Die Poplar Cove war ein Ort, an dem Kinder herumrennen sollten, an dem sie mit ihren nassen Badesachen Tropfen auf der Veranda und mit ihren Füßen Sandspuren bis nach oben in die Schlafzimmer hinterlassen sollten. Und in praktischer Hinsicht war es sicherlich nicht schlecht, jemanden im Haus zu haben, der den Eigentümern Bescheid sagen konnte, wenn irgendetwas kaputtging und repariert werden musste.
„Hast du unsere Mieterin kennengelernt?“, fragte sie. „Ist sie hübsch?“
„Ja, ich habe sie kennengelernt“, sagte er, ohne sich darum zu scheren, die zweite Frage zu beantworten. Seiner Großmutter würde es viel zu große Genugtuung geben, wenn sie wüsste, wie hübsch Ginger war.
„Was hält sie von dir?“
„Nicht viel. Sie hat mir gesagt, ich soll mich von ihrer Veranda scheren.“
„Gut für sie. Hört sich ganz danach an, dass das Mädchen was auf dem Kasten hat.“
„Das Haus braucht Pflege, Grandma. Viel Pflege. So wie ich es einschätze, brauche ich fast den ganzen nächsten Monat, um mich um alles zu kümmern.“
Seine Großmutter gab einen irritierten Laut von sich. „Machen wir einen Deal, Kleiner. Ms Sinclair hat bis zum Labor Day einen Mietvertrag mit uns und an den halte ich mich.“
Er ließ sich den Nachnamen der Frau auf der Zunge zergehen. Sinclair. Hörte sich schick an. Elegant. Sogar ein bisschen hochgestochen. Merkwürdig, dass keines dieser Schlagworte zu der dürftig gekleideten, falsch singenden Sängerin mit Pinseln und wilden Locken passte.

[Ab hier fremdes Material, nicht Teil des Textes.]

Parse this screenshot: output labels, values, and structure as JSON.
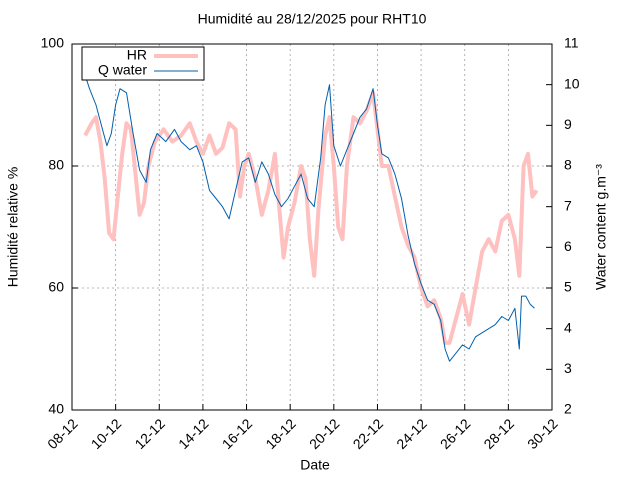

„Wenn du tatsächlich meinst, dass du etwas auf Vordermann bringen musst“, fuhr sie fort, „dann einige dich mit ihr. Und nur zu deiner Information: Wenn dieser Anruf irgendetwas über dein, Vorgehen aussagt, dann würde ich mal darüber nachdenken, den Charme einzusetzen, für den du einst so bekannt warst.“ Im Hintergrund hörte er seinen Großvater reden. „Liebling, es ist Cocktail-Zeit, ich muss dann mal! Hab dich lieb.“
Connor legte auf und schaute zu, wie sich die Sonne langsam über den See senkte, während er über die unerwartete Komplikation seiner Pläne für den Sommer nachdachte.
Seine Großmutter hatte recht. Die besten Chancen, um Ginger dazu zu bringen, ihm das zu geben, was er wollte, hatte er, wenn er den alten charmanten Connor wieder ausgrub. Aber es war lange her, seit er zum letzten Mal mit einer Frau zusammen gewesen war – seit den Zeiten, als er nur zu grinsen brauchte, damit sie ihm in die Arme fielen.
Als er nach seiner Genesung von den Transplantationen zum ersten Mal wieder in eine der üblichen Bars gegangen war, in denen die Groupies der Feuerwehrmänner anzutreffen waren, hatten zehn Minuten gereicht, um zu verstehen, dass er nicht mehr dorthin gehörte. Nicht, weil die Frauen angewidert aussahen – obwohl er wusste, dass es so weit sein würde, wenn sie ihm zu nahe kamen und den Fehler begingen, ihre Finger über seine Narben gleiten zu lassen.